The reporting has room for improvement. We've had some issues with putting certificates in. We considered using Radware Cloud WAF Service to protect our API gateway with a WAF. However, we encountered issues with licensing since we had to obtain a license for each individual connection, which was not suitable for our API. To deploy one API Gateway, we would need to purchase 30 licenses, which was expensive. Additionally, we experienced difficulties with obtaining support and resolving the issue, which went on for several weeks. Eventually, we decided to explore other options due to the lack of time to address the problem. The scaling is not cost-effective and has room for improvement.
They've changed their process for call logging. I suppose it's fine, but I used to be able to send emails in. They could also build up more local resiliency here in South Africa. They're working on that, so it isn't much of an issue now.
The primary area for improvement is in issue detection and understanding whether a log is a false positive. It can sometimes be a challenge to take the data of a given security event and determine if it's a genuine threat using a Wiki etc. Navigating to find specific options can sometimes be challenging, but we only do this occasionally; we primarily control the logs, so it's not particularly significant for us. We had some issues with the initial implementation, especially around tuning the solution to avoid false positives.
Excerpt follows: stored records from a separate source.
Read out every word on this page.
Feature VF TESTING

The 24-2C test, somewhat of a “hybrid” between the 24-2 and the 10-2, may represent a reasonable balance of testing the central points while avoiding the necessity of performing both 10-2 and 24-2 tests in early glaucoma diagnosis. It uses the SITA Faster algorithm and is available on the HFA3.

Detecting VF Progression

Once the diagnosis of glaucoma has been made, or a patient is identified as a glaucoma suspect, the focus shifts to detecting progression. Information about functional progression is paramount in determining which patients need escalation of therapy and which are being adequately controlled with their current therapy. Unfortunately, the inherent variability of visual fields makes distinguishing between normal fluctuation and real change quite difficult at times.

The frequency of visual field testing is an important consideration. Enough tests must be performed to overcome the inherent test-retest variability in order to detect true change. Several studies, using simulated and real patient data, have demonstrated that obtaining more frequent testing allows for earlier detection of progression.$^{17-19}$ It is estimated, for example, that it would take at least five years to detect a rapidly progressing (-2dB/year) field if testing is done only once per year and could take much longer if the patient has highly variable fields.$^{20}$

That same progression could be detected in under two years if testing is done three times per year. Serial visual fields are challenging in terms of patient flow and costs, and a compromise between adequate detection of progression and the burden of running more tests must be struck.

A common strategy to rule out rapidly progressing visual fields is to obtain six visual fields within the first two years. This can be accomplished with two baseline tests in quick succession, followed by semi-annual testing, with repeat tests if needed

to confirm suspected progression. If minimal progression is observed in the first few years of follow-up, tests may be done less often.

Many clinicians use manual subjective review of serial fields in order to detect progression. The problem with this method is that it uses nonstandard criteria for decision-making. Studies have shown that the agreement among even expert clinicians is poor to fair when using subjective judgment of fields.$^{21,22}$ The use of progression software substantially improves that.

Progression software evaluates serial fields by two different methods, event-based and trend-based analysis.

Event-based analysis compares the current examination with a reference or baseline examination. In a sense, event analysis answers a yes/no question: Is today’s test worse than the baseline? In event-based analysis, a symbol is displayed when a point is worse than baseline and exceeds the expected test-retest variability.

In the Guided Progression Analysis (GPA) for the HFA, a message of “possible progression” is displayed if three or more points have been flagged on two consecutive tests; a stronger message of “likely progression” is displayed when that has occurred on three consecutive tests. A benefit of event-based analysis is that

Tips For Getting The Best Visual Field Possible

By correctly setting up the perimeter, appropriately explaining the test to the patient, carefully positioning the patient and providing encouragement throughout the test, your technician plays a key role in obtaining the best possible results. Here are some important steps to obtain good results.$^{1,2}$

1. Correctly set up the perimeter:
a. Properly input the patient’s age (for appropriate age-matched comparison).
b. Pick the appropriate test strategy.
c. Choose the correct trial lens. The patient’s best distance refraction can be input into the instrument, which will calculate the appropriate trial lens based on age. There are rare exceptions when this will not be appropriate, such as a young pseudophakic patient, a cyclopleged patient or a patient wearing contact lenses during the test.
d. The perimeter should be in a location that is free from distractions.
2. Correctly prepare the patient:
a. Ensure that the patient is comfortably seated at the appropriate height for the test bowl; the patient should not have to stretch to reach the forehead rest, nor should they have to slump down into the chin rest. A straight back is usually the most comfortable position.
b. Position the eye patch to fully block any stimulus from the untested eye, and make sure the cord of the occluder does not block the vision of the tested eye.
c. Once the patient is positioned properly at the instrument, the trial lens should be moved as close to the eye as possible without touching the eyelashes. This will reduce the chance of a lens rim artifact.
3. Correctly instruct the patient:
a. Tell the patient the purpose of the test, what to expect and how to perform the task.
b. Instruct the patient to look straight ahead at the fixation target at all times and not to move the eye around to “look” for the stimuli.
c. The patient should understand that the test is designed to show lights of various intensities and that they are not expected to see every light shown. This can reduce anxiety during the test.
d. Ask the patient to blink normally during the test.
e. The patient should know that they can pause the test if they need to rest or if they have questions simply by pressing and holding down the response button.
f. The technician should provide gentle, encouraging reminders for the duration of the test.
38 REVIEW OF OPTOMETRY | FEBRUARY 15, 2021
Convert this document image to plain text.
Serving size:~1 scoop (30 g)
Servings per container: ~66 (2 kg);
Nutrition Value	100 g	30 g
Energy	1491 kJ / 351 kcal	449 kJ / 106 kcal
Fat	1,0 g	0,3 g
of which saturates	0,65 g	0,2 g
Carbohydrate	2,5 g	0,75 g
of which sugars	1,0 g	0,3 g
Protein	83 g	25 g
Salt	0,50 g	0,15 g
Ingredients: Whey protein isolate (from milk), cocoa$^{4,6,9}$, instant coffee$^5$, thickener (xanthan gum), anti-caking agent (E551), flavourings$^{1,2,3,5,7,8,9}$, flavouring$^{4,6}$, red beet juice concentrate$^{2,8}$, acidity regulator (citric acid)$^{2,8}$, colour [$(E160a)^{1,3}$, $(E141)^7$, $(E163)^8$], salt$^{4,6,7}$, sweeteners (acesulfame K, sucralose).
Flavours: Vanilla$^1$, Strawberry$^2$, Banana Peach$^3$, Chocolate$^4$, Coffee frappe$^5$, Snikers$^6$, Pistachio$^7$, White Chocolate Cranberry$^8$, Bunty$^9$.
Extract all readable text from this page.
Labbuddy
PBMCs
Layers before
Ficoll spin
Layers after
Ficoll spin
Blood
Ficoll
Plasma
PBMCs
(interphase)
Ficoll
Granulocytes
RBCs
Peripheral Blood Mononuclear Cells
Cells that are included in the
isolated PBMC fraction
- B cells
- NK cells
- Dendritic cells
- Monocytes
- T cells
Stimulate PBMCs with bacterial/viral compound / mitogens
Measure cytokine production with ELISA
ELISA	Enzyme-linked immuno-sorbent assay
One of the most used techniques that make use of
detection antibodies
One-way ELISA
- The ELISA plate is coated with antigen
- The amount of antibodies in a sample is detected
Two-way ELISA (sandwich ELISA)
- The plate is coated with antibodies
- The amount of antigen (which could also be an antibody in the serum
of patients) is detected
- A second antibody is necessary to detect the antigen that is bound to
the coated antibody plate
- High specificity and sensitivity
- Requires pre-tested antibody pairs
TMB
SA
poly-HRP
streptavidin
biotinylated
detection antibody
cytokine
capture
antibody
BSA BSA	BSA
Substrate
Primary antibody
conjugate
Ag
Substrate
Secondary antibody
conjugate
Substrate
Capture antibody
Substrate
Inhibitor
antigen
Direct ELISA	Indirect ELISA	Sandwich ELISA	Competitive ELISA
The integration part could be better. The visibility part could improve as well. In the market, everyone is moving towards the cloud. However, the patience is not good. When we are trying to find out some information, we are not getting what we need on time. They need to arrange some more use cases for their partners, for their customers to showcase their product and show exactly how it is working, how they're capturing the market, et cetera. Right now, they aren't showcasing what can be done, making it hard to sell. I've found it difficult to find good documentation for cloud deployments.